En principe, le Plan BEPS de l’OCDE ne devrait pas impacter les systèmes fiscaux des pays en développement de la même manière que ceux des économies avancées. Dès lors, les actions du Plan BEPS retenues comme des standards minimums (Actions 5, 6, 13 et 14) ne le sont pas forcément pour les pays en développement, ces derniers faisant face à des difficultés ou contraintes spécifiques parfois déjà surmontées par les économies avancées.
Les pays africains francophones en particulier ont, en matière fiscale, d’autres priorités, défis et besoins non couverts par le Plan BEPS, mais substantiellement liés à l’évasion fiscale. Cela porte à croire que le Plan BEPS n’a pas apporté de réponses complètes aux problèmes auxquels les pays africains concernés sont confrontés. Parmi les défis de ces derniers, figure notamment le cas des incitants fiscaux (exonérations, exemptions et immunités fiscales), qui s’avèrent souvent des dépenses fiscales contre-productives à cause de la mauvaise gouvernance dans ces pays. Il en est de même de la fiscalité des ressources naturelles qui présente des défis singuliers par rapport au Plan BEPS.

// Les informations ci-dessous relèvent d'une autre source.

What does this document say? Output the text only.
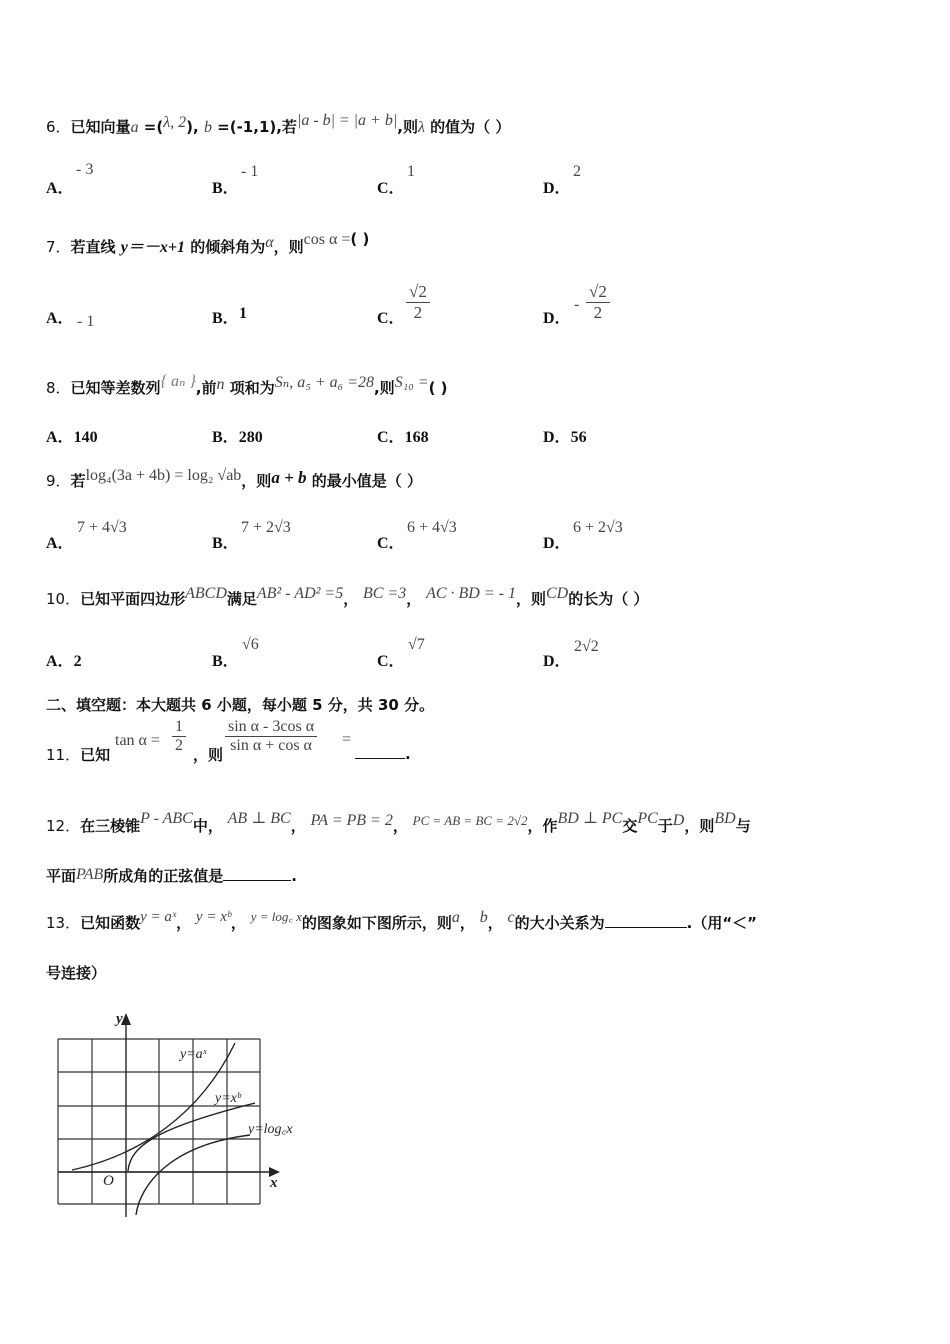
6．已知向量a =(λ, 2), b =(-1,1),若|a - b| = |a + b|,则λ 的值为（ ）
A．
- 3
B．
- 1
C．
1
D．
2
7．若直线 y＝－x+1 的倾斜角为α，则cos α =( )
A． - 1	B． 1	C． $\frac{√2}{2}$	D．
- $\frac{√2}{2}$
8．已知等差数列{ aₙ },前n 项和为Sₙ, a₅ + a₆ =28,则S₁₀ =( )
A．140	B．280	C．168	D．56
9．若log₄(3a + 4b) = log₂ √ab，则a + b 的最小值是（ ）
A．
7 + 4√3
B．
7 + 2√3
C．
6 + 4√3
D．
6 + 2√3
10．已知平面四边形ABCD满足AB² - AD² =5， BC =3， AC · BD = - 1，则CD的长为（ ）
A．2	B．
√6
C．
√7
D．
2√2
二、填空题：本大题共 6 小题，每小题 5 分，共 30 分。
11．已知
$\tan \alpha = \frac{1}{2}$ ，则 $\frac{\text{sin α - 3cos α}}{\text{sin α + cos α}}$ =
.
12．在三棱锥P - ABC中， AB ⊥ BC， PA = PB = 2， PC = AB = BC = 2√2，作BD ⊥ PC交PC于D，则BD与
平面PAB所成角的正弦值是	.
13．已知函数y = aˣ， y = xᵇ， y = log꜀ x的图象如下图所示，则a， b， c的大小关系为	.（用“＜”
号连接）
y
x
O
y=aˣ
y=xᵇ
y=log꜀x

Voilà pourquoi, dans la mesure où ces préoccupations se recoupent avec quelques Actions du Plan BEPS, elles font l’objet d’une assistance technique ad hoc au sein de l’OCDE, spécifiquement dans le cadre du programme « Fiscalité et Développement ».
4 – La lutte contre la fraude et l’évasion fiscales vous semble-elle efficace dans les pays d’Afrique subsaharienne francophone ?
D’emblée, il convient de préciser que, dans un rapport publié en 2018, la Commission Économique pour l’Afrique (Nations Unies) a estimé que l’Afrique perdrait en moyenne 50 milliards de dollars en flux financiers illégaux chaque année, et dont la moyenne sur la période allant de 2000 à 2015 était de 73 milliards, ce qui représente plus ou moins 5,7 % du PIB de la région, soit le taux le plus élevé au monde.
Ces chiffres indicatifs suffisent à eux seuls pour démontrer le niveau de priorité que revêt la nécessité de juguler l’évasion et la fraude fiscales dans les pays africains. Malheureusement, ces derniers ne sont pas dotés des outils adéquats à cette fin, de telle sorte que les pratiques de BEPS ont le vent en poupe.
Néanmoins, dans le cadre du Plan BEPS, plusieurs pays africains font partie du Cadre inclusif sur le BEPS, au sein duquel ils travaillent et collaborent sur un pied d’égalité avec les autres pays développés et en développement du globe en vue de juguler l’évasion et la fraude fiscales. Dans le contexte de la fiscalité numérique par exemple, la plupart des pays africains ont activement participé aux négociations, et la solution reposant sur les piliers 1 et 2 comporte un certain nombre de dispositions visant à répondre à leurs préoccupations, contribuant ainsi à une lutte efficace de l’évasion et la fraude fiscales.
Dans la même perspective, l’initiative Inspecteurs des Impôts Sans Frontières conjointement mise en œuvre par l’OCDE et les Nations Unies (PNUD) a permis de faire reculer l’évasion et la fraude fiscales goupillées par les sociétés multinationales, améliorant ainsi les recettes issues de l’imposition sur le bénéfice.